L’Afrique importe aussi en moyenne 80% de sa consommation de médicaments, soit un marché de près de 67 milliards de dollars qu’il est temps de se réapproprier. Rajeunir et renforcer les ressources humaines dans l’agrobusiness, soutenir la recherche scientifique et mieux la connecter au monde des affaires et de l’industrie, interconnecter des états via les infrastructures, promouvoir et protéger des industries du continent contre le dumping sont des mesures salutaires qui demandent surtout de la vision et du leadership.
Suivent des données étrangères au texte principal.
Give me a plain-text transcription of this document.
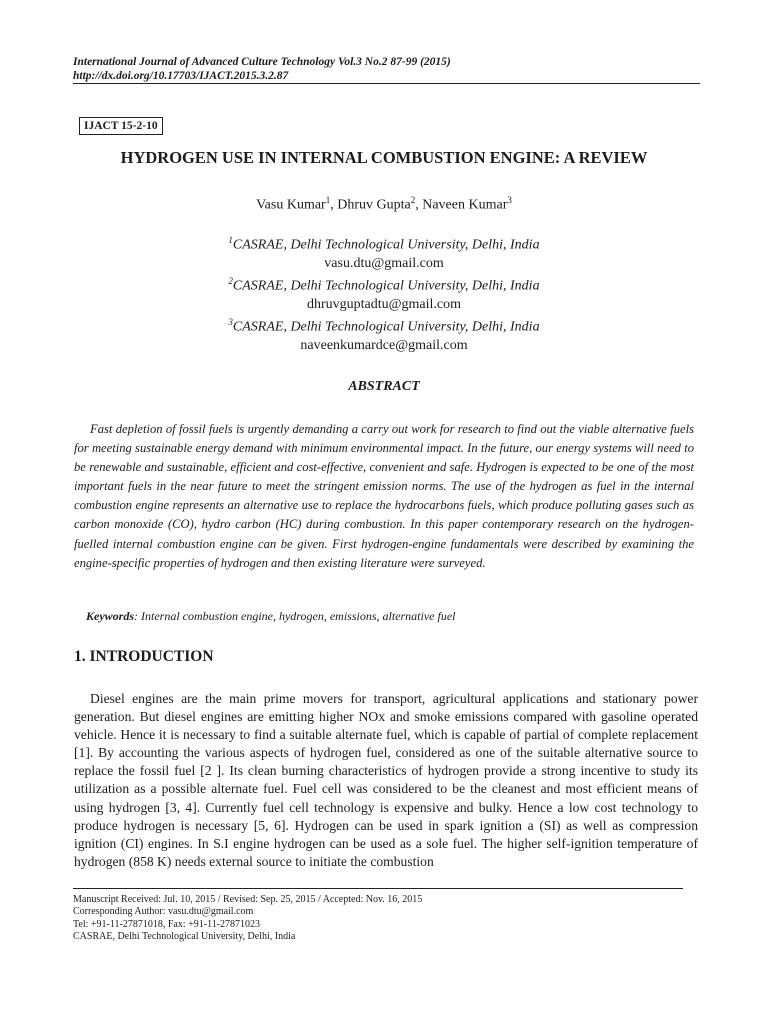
International Journal of Advanced Culture Technology Vol.3 No.2 87-99 (2015)
http://dx.doi.org/10.17703/IJACT.2015.3.2.87
IJACT 15-2-10
HYDROGEN USE IN INTERNAL COMBUSTION ENGINE: A REVIEW
Vasu Kumar$^1$, Dhruv Gupta$^2$, Naveen Kumar$^3$
$^1$CASRAE, Delhi Technological University, Delhi, India
vasu.dtu@gmail.com
$^2$CASRAE, Delhi Technological University, Delhi, India
dhruvguptadtu@gmail.com
$^3$CASRAE, Delhi Technological University, Delhi, India
naveenkumardce@gmail.com
ABSTRACT

Fast depletion of fossil fuels is urgently demanding a carry out work for research to find out the viable alternative fuels for meeting sustainable energy demand with minimum environmental impact. In the future, our energy systems will need to be renewable and sustainable, efficient and cost-effective, convenient and safe. Hydrogen is expected to be one of the most important fuels in the near future to meet the stringent emission norms. The use of the hydrogen as fuel in the internal combustion engine represents an alternative use to replace the hydrocarbons fuels, which produce polluting gases such as carbon monoxide (CO), hydro carbon (HC) during combustion. In this paper contemporary research on the hydrogen-fuelled internal combustion engine can be given. First hydrogen-engine fundamentals were described by examining the engine-specific properties of hydrogen and then existing literature were surveyed.

Keywords: Internal combustion engine, hydrogen, emissions, alternative fuel
1. INTRODUCTION

Diesel engines are the main prime movers for transport, agricultural applications and stationary power generation. But diesel engines are emitting higher NOx and smoke emissions compared with gasoline operated vehicle. Hence it is necessary to find a suitable alternate fuel, which is capable of partial of complete replacement [1]. By accounting the various aspects of hydrogen fuel, considered as one of the suitable alternative source to replace the fossil fuel [2 ]. Its clean burning characteristics of hydrogen provide a strong incentive to study its utilization as a possible alternate fuel. Fuel cell was considered to be the cleanest and most efficient means of using hydrogen [3, 4]. Currently fuel cell technology is expensive and bulky. Hence a low cost technology to produce hydrogen is necessary [5, 6]. Hydrogen can be used in spark ignition a (SI) as well as compression ignition (CI) engines. In S.I engine hydrogen can be used as a sole fuel. The higher self-ignition temperature of hydrogen (858 K) needs external source to initiate the combustion

Manuscript Received: Jul. 10, 2015 / Revised: Sep. 25, 2015 / Accepted: Nov. 16, 2015
Corresponding Author: vasu.dtu@gmail.com
Tel: +91-11-27871018, Fax: +91-11-27871023
CASRAE, Delhi Technological University, Delhi, India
L’Afrique qui ne pèse que pour 5% dans le commerce mondial a également l’occasion de renforcer les échanges intra-africains qui représente actuellement à peine 15% du total des échanges de marchandises de l’Afrique, en tirant avantage de la Zone de Libre-Echange Continentale Africaine qui va bâtir un marché de 1,2 milliards de consommateurs. Sachant que ces échanges à l’intérieur du continent créent plus de valeur ajoutée et plus d’emplois que le commerce avec le reste du monde, il y a tout lieu de garder espoir que l’Afrique pourra repenser et réussir sa transformation, une fois la crise sanitaire jugulée … à la condition que les dirigeants du continent tirent toutes les leçons de la crise ainsi que des échecs passés, et s’engagent avec détermination à relever le défi.
François Bambou est Journaliste et Président de l'Association des Journalistes de la Presse Économique du Cameroun.